We just toss all these music from the 1600s to the early 1900s together under the completely-minimizing and ill-informed brute-force generalization term "Classical", because it's easier to parse things that way. But the reality is, the "Baroque" people saw the "Gallant/Rococo" people as something new, alien, unusual, and frankly wrong. And then those people felt the same way about the "Classical proper" people. And the Classical people felt the same way about the Romantics. And the Romantics felt the same way about the Impressionists, and so on. We're able to group it all together in 200 years hindsight, because our ears, harmonic language, and mind have been programmed to all as chronological artistic evolution. But, at the time, all of these were considered distinct, separate, eras of music. And yet, the fundamentals worked for each distinct genre/style/era.
Also, keyboard technique didn't start with the piano or classical proper. It started with the organ and harpsichord and clavichord. It was adapted to the piano which had the same seven-plus-five layout, but there were still minor adjustments that had to be made because the piano plays and responds differently than the previous keyboard instruments. And yet keyboard technique adapted through these distinct instruments.
So we already see, even in what we now unfairly generalize as "Classical", how keyboard technique & performance was constantly adapting and developing, and not married to any particular instrument or any particular style, as Gallant was different from Baroque and Classical was different from Gallant/Rococo, and Romantic was different from those, and so forth.
Added to those facts, during the Romantic era, we saw keyboard technique truly standardized and divorced from the music of any particular style.
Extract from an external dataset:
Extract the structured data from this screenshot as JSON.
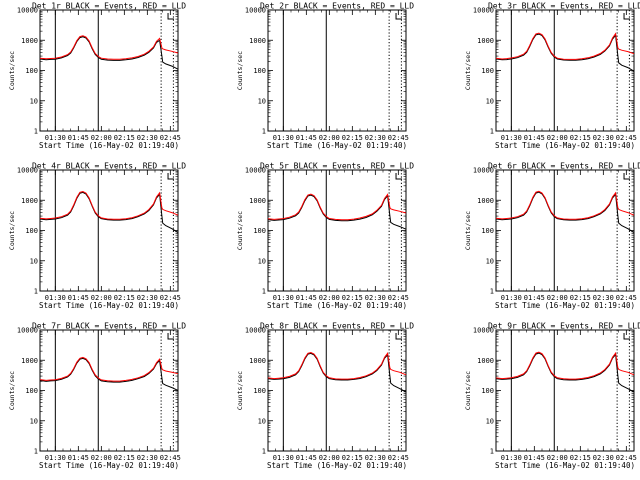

Again, Liszt began working on the fundamentals as pure drills to develop piano technique, and it took him further than anything he'd done before that. He began working on a series of exercises, ultimately published much later and rather poorly (with some contention) by his pupil. However, Liszt's work spurred on Hanon (whose exercises become the greatest purely technical development tool), and later Isidor Philipp continued the method of divorcing pure piano technique from any genre. And I don't consider the Hanon or the Liszt exercises to be classical music - it's not music at all - it's pure isolated technique drills following the scales. Same can be said of the Philipp, which follow a particular harmonic/chordal progression.
Sheet music notation and learning to read it is another standardized system, divorced from any particular genre/era.
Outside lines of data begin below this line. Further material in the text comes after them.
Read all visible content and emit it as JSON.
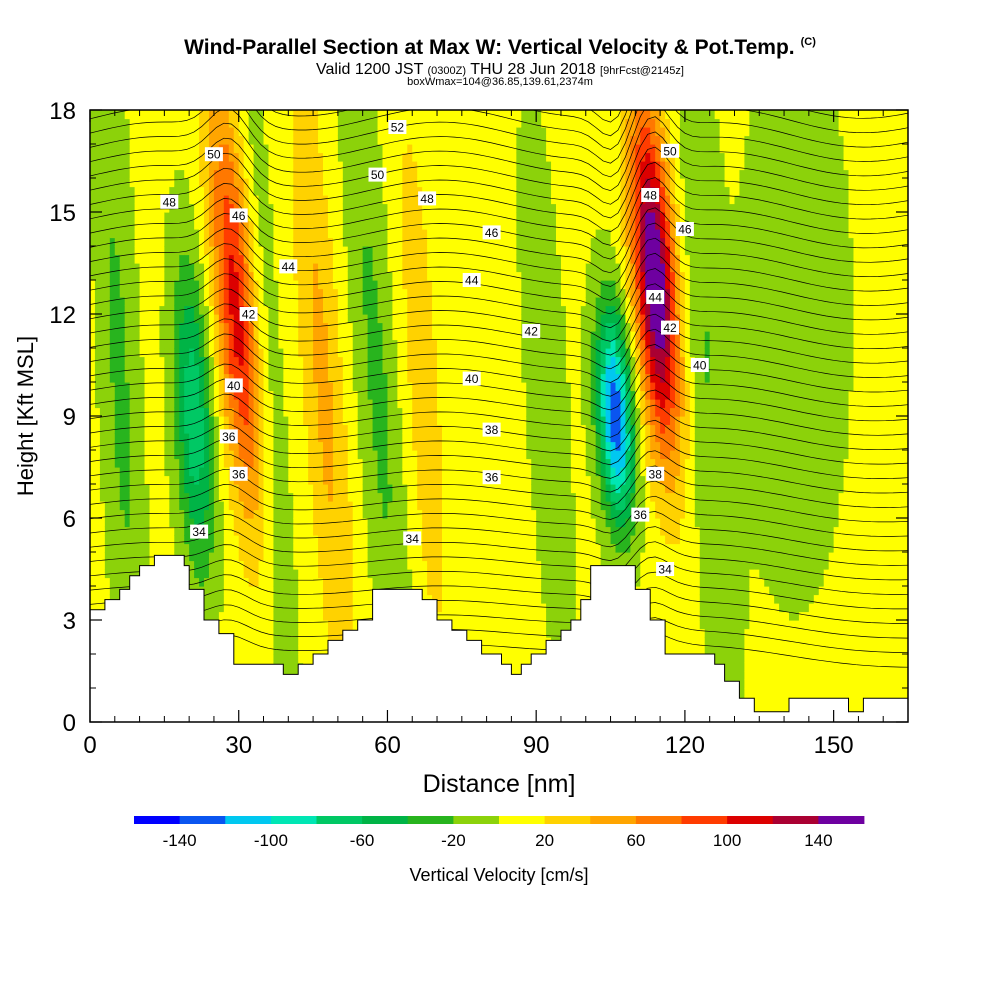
{
  "header": {
    "title": "Wind-Parallel Section at Max W: Vertical Velocity & Pot.Temp.",
    "copyright": "(C)",
    "valid_prefix": "Valid 1200 JST",
    "valid_utc": "(0300Z)",
    "valid_date": "THU 28 Jun 2018",
    "forecast": "[9hrFcst@2145z]",
    "boxinfo": "boxWmax=104@36.85,139.61,2374m"
  },
  "chart_data": {
    "type": "heatmap",
    "xlabel": "Distance [nm]",
    "ylabel": "Height [Kft MSL]",
    "xlim": [
      0,
      165
    ],
    "ylim": [
      0,
      18
    ],
    "x_ticks": [
      "0",
      "30",
      "60",
      "90",
      "120",
      "150"
    ],
    "y_ticks": [
      "0",
      "3",
      "6",
      "9",
      "12",
      "15",
      "18"
    ],
    "colorbar": {
      "label": "Vertical Velocity [cm/s]",
      "tick_labels": [
        "-140",
        "-100",
        "-60",
        "-20",
        "20",
        "60",
        "100",
        "140"
      ],
      "levels": [
        -160,
        -140,
        -120,
        -100,
        -80,
        -60,
        -40,
        -20,
        0,
        20,
        40,
        60,
        80,
        100,
        120,
        140,
        160
      ],
      "colors": [
        "#0000ff",
        "#0a55f0",
        "#00c8f0",
        "#00e6b4",
        "#00c864",
        "#00b446",
        "#28b41e",
        "#8cd20a",
        "#ffff00",
        "#ffd200",
        "#ffa500",
        "#ff7800",
        "#ff3c00",
        "#dc0000",
        "#aa0032",
        "#6e00a0"
      ]
    },
    "updraft_cores_cms": [
      {
        "x": 28,
        "z_center": 12,
        "peak": 110
      },
      {
        "x": 113,
        "z_center": 13,
        "peak": 160
      }
    ],
    "downdraft_cores_cms": [
      {
        "x": 106,
        "z_center": 9,
        "peak": -140
      },
      {
        "x": 21,
        "z_center": 9,
        "peak": -80
      }
    ],
    "theta_contour_labels": [
      {
        "text": "34",
        "x": 22,
        "y": 5.6
      },
      {
        "text": "34",
        "x": 65,
        "y": 5.4
      },
      {
        "text": "34",
        "x": 116,
        "y": 4.5
      },
      {
        "text": "36",
        "x": 30,
        "y": 7.3
      },
      {
        "text": "36",
        "x": 28,
        "y": 8.4
      },
      {
        "text": "36",
        "x": 81,
        "y": 7.2
      },
      {
        "text": "36",
        "x": 111,
        "y": 6.1
      },
      {
        "text": "38",
        "x": 81,
        "y": 8.6
      },
      {
        "text": "38",
        "x": 114,
        "y": 7.3
      },
      {
        "text": "40",
        "x": 29,
        "y": 9.9
      },
      {
        "text": "40",
        "x": 77,
        "y": 10.1
      },
      {
        "text": "40",
        "x": 123,
        "y": 10.5
      },
      {
        "text": "42",
        "x": 32,
        "y": 12
      },
      {
        "text": "42",
        "x": 89,
        "y": 11.5
      },
      {
        "text": "42",
        "x": 117,
        "y": 11.6
      },
      {
        "text": "44",
        "x": 40,
        "y": 13.4
      },
      {
        "text": "44",
        "x": 77,
        "y": 13
      },
      {
        "text": "44",
        "x": 114,
        "y": 12.5
      },
      {
        "text": "46",
        "x": 30,
        "y": 14.9
      },
      {
        "text": "46",
        "x": 81,
        "y": 14.4
      },
      {
        "text": "46",
        "x": 120,
        "y": 14.5
      },
      {
        "text": "48",
        "x": 16,
        "y": 15.3
      },
      {
        "text": "48",
        "x": 68,
        "y": 15.4
      },
      {
        "text": "48",
        "x": 113,
        "y": 15.5
      },
      {
        "text": "50",
        "x": 25,
        "y": 16.7
      },
      {
        "text": "50",
        "x": 58,
        "y": 16.1
      },
      {
        "text": "50",
        "x": 117,
        "y": 16.8
      },
      {
        "text": "52",
        "x": 62,
        "y": 17.5
      }
    ],
    "terrain_kft": [
      {
        "x": 0,
        "z": 3.3
      },
      {
        "x": 3,
        "z": 3.3
      },
      {
        "x": 3,
        "z": 3.6
      },
      {
        "x": 6,
        "z": 3.6
      },
      {
        "x": 6,
        "z": 3.9
      },
      {
        "x": 8,
        "z": 3.9
      },
      {
        "x": 8,
        "z": 4.3
      },
      {
        "x": 10,
        "z": 4.3
      },
      {
        "x": 10,
        "z": 4.6
      },
      {
        "x": 13,
        "z": 4.6
      },
      {
        "x": 13,
        "z": 4.9
      },
      {
        "x": 19,
        "z": 4.9
      },
      {
        "x": 19,
        "z": 4.6
      },
      {
        "x": 20,
        "z": 4.6
      },
      {
        "x": 20,
        "z": 3.9
      },
      {
        "x": 23,
        "z": 3.9
      },
      {
        "x": 23,
        "z": 3.0
      },
      {
        "x": 26,
        "z": 3.0
      },
      {
        "x": 26,
        "z": 2.6
      },
      {
        "x": 29,
        "z": 2.6
      },
      {
        "x": 29,
        "z": 1.7
      },
      {
        "x": 39,
        "z": 1.7
      },
      {
        "x": 39,
        "z": 1.4
      },
      {
        "x": 42,
        "z": 1.4
      },
      {
        "x": 42,
        "z": 1.7
      },
      {
        "x": 45,
        "z": 1.7
      },
      {
        "x": 45,
        "z": 2.0
      },
      {
        "x": 48,
        "z": 2.0
      },
      {
        "x": 48,
        "z": 2.4
      },
      {
        "x": 51,
        "z": 2.4
      },
      {
        "x": 51,
        "z": 2.7
      },
      {
        "x": 54,
        "z": 2.7
      },
      {
        "x": 54,
        "z": 3.0
      },
      {
        "x": 57,
        "z": 3.0
      },
      {
        "x": 57,
        "z": 3.9
      },
      {
        "x": 67,
        "z": 3.9
      },
      {
        "x": 67,
        "z": 3.6
      },
      {
        "x": 70,
        "z": 3.6
      },
      {
        "x": 70,
        "z": 3.0
      },
      {
        "x": 73,
        "z": 3.0
      },
      {
        "x": 73,
        "z": 2.7
      },
      {
        "x": 76,
        "z": 2.7
      },
      {
        "x": 76,
        "z": 2.4
      },
      {
        "x": 79,
        "z": 2.4
      },
      {
        "x": 79,
        "z": 2.0
      },
      {
        "x": 83,
        "z": 2.0
      },
      {
        "x": 83,
        "z": 1.7
      },
      {
        "x": 85,
        "z": 1.7
      },
      {
        "x": 85,
        "z": 1.4
      },
      {
        "x": 87,
        "z": 1.4
      },
      {
        "x": 87,
        "z": 1.7
      },
      {
        "x": 89,
        "z": 1.7
      },
      {
        "x": 89,
        "z": 2.0
      },
      {
        "x": 92,
        "z": 2.0
      },
      {
        "x": 92,
        "z": 2.4
      },
      {
        "x": 95,
        "z": 2.4
      },
      {
        "x": 95,
        "z": 2.7
      },
      {
        "x": 97,
        "z": 2.7
      },
      {
        "x": 97,
        "z": 3.0
      },
      {
        "x": 99,
        "z": 3.0
      },
      {
        "x": 99,
        "z": 3.6
      },
      {
        "x": 101,
        "z": 3.6
      },
      {
        "x": 101,
        "z": 4.6
      },
      {
        "x": 110,
        "z": 4.6
      },
      {
        "x": 110,
        "z": 3.9
      },
      {
        "x": 113,
        "z": 3.9
      },
      {
        "x": 113,
        "z": 3.0
      },
      {
        "x": 116,
        "z": 3.0
      },
      {
        "x": 116,
        "z": 2.0
      },
      {
        "x": 126,
        "z": 2.0
      },
      {
        "x": 126,
        "z": 1.7
      },
      {
        "x": 128,
        "z": 1.7
      },
      {
        "x": 128,
        "z": 1.2
      },
      {
        "x": 131,
        "z": 1.2
      },
      {
        "x": 131,
        "z": 0.7
      },
      {
        "x": 134,
        "z": 0.7
      },
      {
        "x": 134,
        "z": 0.3
      },
      {
        "x": 141,
        "z": 0.3
      },
      {
        "x": 141,
        "z": 0.7
      },
      {
        "x": 153,
        "z": 0.7
      },
      {
        "x": 153,
        "z": 0.3
      },
      {
        "x": 156,
        "z": 0.3
      },
      {
        "x": 156,
        "z": 0.7
      },
      {
        "x": 165,
        "z": 0.7
      }
    ]
  }
}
And, music theory itself is yet another standardized system, also divorced from any particular genre/era.
So, now, there exists very standardized methods by which to achieve advanced pianism, without ever studying any particular classical. A simple method could be:
- Teach a student basic fundamental theory - scales, note values, keys, keyboard layout, time signatures
- Teach a student to read sheet music
- Use Hanon (and perhaps Liszt and Philipp exercise also) to build technique.
- After basic fundamental theory, select pieces from various genres - jazz, 20th Century/21st Century, pop music, movie music, standards, avant garde, solo piano, new age, etc. Use the skills to learn the pieces.
- As technical, theory, and musical abilities progress, continue through the Hanon (Liszt/Philipp) through the increasingly technically challenging exercises. In each collection, the exercises get more and more difficult, and by the end of the book, the requirements are virtuosic. These exercises can built the advanced/virtuoso technique.
- Develop the musical side of things by increasing the repertoire consumed, to ever more challenging, imaginative, and creative repertoire.
- Repeat at higher levels
Through a method like this, one never has to ever actually play classical music, and yet can still become an advanced and even virtuoso pianist.
And that's to say nothing of what might be possible for those musicians with natural aptitude (like the aforementioned Art Tatum), who never even had to do all that to achieve highest advanced levels.
Thus, I think it's very possible (having already been demonstrated by numerous successful advanced non-classical pianists) to become an advanced and even virtuoso pianist, and yet never touch the classical repertoire. And, with more schools and conservatories embracing modern music, and applying the pure fundamentals without restricting students to pure "Classical", we're seeing it more and more.